However there is no certainty that Habermas here, or the sciences in general, have NOT imported aesthetic means (so to speak). Which means, Habermas cannot provide a justification of his formal pragmatic argument *unless* one already believes that such justifications are possible (hence, his question begging). In effect, the only people that will agree with Habermas are those that share his particular moral imaginary (and beg the question with him). In other words - a democratic ethos is the backdrop to his logically trivial observation about the presuppositions of language. They are only presuppositions for people who believe they are presuppositions. Remember, Habermas is deriving a universalist ethic from this position. My point is only this: as a universalist position, it fails. Yes, *I* agree that language can be used in such a way that we can reach an agreement about something, relatively justified ("strong hermeneutics" is a stupid term but one that has been used here) and normatively binding. But I already believe in the power of reason to sort through these things.
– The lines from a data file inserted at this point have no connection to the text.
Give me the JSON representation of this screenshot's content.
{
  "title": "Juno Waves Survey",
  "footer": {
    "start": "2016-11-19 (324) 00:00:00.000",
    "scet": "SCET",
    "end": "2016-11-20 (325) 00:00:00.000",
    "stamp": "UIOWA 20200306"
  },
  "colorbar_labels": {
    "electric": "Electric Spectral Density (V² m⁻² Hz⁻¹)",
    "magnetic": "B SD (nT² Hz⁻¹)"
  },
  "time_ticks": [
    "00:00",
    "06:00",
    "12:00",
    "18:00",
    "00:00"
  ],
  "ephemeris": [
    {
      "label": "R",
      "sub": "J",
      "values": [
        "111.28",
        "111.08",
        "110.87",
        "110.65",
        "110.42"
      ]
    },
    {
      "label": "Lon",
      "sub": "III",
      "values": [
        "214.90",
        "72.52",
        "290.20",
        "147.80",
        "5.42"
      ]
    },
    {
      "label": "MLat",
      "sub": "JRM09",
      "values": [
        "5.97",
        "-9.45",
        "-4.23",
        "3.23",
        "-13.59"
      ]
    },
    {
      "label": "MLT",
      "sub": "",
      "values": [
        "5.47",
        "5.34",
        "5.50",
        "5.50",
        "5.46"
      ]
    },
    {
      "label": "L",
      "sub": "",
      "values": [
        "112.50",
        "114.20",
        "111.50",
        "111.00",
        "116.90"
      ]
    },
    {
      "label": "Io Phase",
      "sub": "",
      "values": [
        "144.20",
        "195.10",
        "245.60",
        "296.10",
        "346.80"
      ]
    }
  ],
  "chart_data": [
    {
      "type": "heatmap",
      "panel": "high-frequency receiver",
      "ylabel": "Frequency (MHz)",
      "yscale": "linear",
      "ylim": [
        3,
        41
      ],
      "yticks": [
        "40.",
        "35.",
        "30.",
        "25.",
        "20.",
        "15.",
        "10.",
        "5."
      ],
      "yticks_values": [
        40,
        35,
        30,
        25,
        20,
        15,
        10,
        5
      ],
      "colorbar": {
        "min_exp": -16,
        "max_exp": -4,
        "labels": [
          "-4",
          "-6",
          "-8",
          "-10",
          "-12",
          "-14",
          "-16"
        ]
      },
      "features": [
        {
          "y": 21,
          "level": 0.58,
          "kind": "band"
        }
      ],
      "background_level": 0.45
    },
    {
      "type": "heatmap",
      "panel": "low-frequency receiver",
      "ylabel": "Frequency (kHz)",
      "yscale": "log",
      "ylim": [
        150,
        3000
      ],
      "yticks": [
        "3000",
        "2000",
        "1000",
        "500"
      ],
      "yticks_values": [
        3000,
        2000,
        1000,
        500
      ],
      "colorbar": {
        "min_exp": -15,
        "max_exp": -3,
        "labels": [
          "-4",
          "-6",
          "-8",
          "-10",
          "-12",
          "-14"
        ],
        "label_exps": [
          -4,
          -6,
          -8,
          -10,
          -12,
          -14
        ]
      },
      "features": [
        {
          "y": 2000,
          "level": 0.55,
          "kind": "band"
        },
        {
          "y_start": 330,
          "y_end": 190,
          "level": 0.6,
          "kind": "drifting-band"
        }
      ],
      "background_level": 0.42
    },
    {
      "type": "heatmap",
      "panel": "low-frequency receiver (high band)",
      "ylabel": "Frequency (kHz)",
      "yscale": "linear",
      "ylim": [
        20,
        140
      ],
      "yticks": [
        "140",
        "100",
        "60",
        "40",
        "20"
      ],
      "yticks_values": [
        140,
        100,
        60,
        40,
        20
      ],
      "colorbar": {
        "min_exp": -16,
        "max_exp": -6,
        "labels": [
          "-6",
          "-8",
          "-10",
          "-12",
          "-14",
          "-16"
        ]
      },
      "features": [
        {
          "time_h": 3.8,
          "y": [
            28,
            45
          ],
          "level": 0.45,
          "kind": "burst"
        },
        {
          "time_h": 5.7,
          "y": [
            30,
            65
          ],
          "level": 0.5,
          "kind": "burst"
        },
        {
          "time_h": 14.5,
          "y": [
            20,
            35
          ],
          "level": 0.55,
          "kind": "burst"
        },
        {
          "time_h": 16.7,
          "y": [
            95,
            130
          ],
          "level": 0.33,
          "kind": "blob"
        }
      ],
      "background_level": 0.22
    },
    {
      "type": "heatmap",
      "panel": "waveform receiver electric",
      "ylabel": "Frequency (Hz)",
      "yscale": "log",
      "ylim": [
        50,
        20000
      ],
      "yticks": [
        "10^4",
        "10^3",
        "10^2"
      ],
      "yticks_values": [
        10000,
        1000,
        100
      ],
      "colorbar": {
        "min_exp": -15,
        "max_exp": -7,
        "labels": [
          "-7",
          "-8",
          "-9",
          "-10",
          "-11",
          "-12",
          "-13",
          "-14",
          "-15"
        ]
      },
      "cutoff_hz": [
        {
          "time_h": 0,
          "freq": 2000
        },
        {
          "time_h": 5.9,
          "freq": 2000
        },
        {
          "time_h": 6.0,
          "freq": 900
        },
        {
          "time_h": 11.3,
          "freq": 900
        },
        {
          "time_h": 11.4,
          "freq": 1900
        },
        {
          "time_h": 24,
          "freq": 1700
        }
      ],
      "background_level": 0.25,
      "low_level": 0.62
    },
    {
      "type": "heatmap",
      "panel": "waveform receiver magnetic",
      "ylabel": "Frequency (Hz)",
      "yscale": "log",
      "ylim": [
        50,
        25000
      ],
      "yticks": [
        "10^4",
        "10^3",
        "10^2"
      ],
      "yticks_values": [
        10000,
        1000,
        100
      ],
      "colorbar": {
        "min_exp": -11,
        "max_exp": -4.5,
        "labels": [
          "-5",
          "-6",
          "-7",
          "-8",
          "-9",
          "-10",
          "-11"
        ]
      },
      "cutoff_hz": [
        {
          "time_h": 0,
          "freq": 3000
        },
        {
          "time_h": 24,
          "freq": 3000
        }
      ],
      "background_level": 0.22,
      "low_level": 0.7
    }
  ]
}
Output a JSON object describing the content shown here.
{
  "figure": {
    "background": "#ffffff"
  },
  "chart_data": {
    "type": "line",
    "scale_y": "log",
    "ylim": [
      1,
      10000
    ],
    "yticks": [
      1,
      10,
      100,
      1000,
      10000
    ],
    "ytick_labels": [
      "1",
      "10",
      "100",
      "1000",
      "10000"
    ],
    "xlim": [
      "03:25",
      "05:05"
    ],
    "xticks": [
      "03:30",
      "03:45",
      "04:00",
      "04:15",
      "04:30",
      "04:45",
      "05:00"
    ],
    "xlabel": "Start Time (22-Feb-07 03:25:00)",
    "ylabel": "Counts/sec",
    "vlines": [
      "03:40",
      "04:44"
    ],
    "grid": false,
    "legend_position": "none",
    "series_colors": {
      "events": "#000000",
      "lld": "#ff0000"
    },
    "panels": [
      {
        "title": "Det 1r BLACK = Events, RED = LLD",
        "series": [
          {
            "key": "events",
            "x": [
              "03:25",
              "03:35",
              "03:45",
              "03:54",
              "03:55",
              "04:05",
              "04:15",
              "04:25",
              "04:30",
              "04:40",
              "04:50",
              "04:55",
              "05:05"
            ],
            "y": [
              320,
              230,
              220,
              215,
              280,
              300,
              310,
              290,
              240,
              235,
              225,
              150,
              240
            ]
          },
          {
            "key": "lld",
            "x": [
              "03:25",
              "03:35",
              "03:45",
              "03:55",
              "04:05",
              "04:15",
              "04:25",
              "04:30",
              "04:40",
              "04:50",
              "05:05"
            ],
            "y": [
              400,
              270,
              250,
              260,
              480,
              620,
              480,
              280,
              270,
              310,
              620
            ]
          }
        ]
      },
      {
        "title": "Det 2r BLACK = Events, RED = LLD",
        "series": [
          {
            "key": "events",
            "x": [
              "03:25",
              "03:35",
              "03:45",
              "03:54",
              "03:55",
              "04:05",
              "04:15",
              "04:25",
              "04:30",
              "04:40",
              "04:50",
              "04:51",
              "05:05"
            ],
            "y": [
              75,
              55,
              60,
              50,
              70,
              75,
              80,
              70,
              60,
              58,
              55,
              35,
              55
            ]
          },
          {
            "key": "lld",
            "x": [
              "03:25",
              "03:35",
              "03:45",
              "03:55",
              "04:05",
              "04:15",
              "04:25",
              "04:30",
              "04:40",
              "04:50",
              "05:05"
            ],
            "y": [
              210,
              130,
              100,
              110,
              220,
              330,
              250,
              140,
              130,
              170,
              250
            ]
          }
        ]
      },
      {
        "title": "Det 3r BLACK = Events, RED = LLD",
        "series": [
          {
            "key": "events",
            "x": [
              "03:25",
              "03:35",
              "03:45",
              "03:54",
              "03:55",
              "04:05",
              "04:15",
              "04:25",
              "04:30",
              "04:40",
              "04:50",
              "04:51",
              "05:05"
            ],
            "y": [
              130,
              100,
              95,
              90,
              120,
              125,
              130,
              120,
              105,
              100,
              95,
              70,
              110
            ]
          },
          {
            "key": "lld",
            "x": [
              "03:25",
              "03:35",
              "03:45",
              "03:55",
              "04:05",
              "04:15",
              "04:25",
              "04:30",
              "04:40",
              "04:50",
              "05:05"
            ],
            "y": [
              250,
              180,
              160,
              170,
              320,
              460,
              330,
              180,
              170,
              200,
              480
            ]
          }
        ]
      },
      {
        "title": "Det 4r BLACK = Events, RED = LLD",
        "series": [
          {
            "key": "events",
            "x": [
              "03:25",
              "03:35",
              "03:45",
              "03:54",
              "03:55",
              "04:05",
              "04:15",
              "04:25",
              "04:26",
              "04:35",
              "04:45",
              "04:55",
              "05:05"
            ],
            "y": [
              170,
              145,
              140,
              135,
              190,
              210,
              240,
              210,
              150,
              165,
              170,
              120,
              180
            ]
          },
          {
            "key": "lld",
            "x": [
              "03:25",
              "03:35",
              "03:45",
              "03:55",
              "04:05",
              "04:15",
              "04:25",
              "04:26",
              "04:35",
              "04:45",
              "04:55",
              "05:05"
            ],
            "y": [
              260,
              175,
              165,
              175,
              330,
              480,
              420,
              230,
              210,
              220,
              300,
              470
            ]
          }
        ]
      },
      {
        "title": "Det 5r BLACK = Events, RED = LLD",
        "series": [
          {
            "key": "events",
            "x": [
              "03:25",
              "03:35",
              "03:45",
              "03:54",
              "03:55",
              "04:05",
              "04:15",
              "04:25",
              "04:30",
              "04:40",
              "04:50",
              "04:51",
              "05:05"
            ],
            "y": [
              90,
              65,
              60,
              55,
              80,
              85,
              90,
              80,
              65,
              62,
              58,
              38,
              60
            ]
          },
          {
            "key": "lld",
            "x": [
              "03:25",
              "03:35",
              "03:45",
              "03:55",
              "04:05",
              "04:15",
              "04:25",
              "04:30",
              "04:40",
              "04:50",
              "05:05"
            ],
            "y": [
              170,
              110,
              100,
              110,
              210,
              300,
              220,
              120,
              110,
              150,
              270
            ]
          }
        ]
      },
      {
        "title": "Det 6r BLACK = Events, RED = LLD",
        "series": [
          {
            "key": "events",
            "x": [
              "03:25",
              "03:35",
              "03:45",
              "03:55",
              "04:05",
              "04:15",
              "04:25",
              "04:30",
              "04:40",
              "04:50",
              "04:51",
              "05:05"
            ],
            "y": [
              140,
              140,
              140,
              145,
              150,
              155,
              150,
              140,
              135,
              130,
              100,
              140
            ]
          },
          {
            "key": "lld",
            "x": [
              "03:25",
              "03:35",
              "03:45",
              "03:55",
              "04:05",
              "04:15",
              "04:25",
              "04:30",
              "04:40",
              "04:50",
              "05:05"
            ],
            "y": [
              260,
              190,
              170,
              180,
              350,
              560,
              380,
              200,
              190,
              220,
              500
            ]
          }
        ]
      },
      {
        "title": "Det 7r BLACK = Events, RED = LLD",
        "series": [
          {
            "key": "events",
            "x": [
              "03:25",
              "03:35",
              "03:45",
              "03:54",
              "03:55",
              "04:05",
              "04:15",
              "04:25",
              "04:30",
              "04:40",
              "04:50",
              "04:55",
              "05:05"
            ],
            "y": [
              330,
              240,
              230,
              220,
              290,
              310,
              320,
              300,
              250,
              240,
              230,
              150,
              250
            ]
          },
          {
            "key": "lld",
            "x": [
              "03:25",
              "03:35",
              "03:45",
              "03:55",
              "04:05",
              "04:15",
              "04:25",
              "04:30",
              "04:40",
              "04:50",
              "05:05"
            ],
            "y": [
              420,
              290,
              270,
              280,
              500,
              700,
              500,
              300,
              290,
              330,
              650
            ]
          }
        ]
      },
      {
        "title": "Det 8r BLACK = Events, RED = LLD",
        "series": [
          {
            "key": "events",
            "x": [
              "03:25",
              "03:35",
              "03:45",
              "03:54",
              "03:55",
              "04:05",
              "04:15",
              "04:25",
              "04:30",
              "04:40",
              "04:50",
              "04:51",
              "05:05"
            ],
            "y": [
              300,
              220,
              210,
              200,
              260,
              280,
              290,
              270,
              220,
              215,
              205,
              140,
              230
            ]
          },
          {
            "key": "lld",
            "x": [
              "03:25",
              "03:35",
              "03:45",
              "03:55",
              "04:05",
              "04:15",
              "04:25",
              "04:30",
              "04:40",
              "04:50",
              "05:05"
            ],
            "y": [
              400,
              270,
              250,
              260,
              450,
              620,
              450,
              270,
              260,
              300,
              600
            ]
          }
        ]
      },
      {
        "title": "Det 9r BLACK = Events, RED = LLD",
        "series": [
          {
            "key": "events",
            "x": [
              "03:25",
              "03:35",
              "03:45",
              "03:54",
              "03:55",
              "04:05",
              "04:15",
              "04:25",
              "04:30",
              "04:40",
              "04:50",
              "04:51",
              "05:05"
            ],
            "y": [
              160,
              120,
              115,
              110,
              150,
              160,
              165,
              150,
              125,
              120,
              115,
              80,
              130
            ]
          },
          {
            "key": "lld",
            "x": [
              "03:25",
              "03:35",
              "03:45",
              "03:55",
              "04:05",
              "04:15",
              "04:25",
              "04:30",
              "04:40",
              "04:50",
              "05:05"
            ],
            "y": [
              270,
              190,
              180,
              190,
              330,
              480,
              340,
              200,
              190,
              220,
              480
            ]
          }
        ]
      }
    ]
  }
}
Also if arguing against Habermas means providing support for his position then it seems to me this does involve rejecting counter evidence in advance. Since it is presupposed that Habermas is right that there is a performative contradiction in arguing against him then of course it will follow that the counter arguiment itself supports his claim. The evidence, the counter argument supports his theory on the assumption his theory is true. So the well is poisoned via question begging.
Cheers, Ken Hanly
----- Original Message ----- From: Kelley <kwalker2 at gte.net> To: <lbo-talk at lists.panix.com>; <lbo-talk at lists.panix.com>; <lbo-talk at lists.panix.com> Sent: Sunday, July 29, 2001 4:24 PM Subject: Re: Ethical foundations of the left
> At 04:54 PM 7/29/01 -0400, Kelley wrote:
> >At 12:01 PM 7/29/01 -0500, Ken Hanly wrote:
> >>Well what it shows is that Habermas apparently has not studied logical
> >>fallacies such as poisoning the wells. Any evidence against his theory
is
> >>rejected in advance since according to his theory it would exemplify the
> >>very conditions his theory proclaims as necessary.
>
>
> this is not what poisoning the well means. and, in fact, evidence is used
> to support his claims. the only way you can have concluded this is that
you
> don't know what the ideal speech situation is. i didn't think i had to
> explain that one since those who have an opinion, except carrol, claim to
> have read H. what H is saying is that when you engage in argumentation you
> are, in fact, invoking the ideal speech situation. our arguments against
> him are evidence in support of his claims about the ISS. the evidence
isn't
> rejected but shown to be supporting his theory.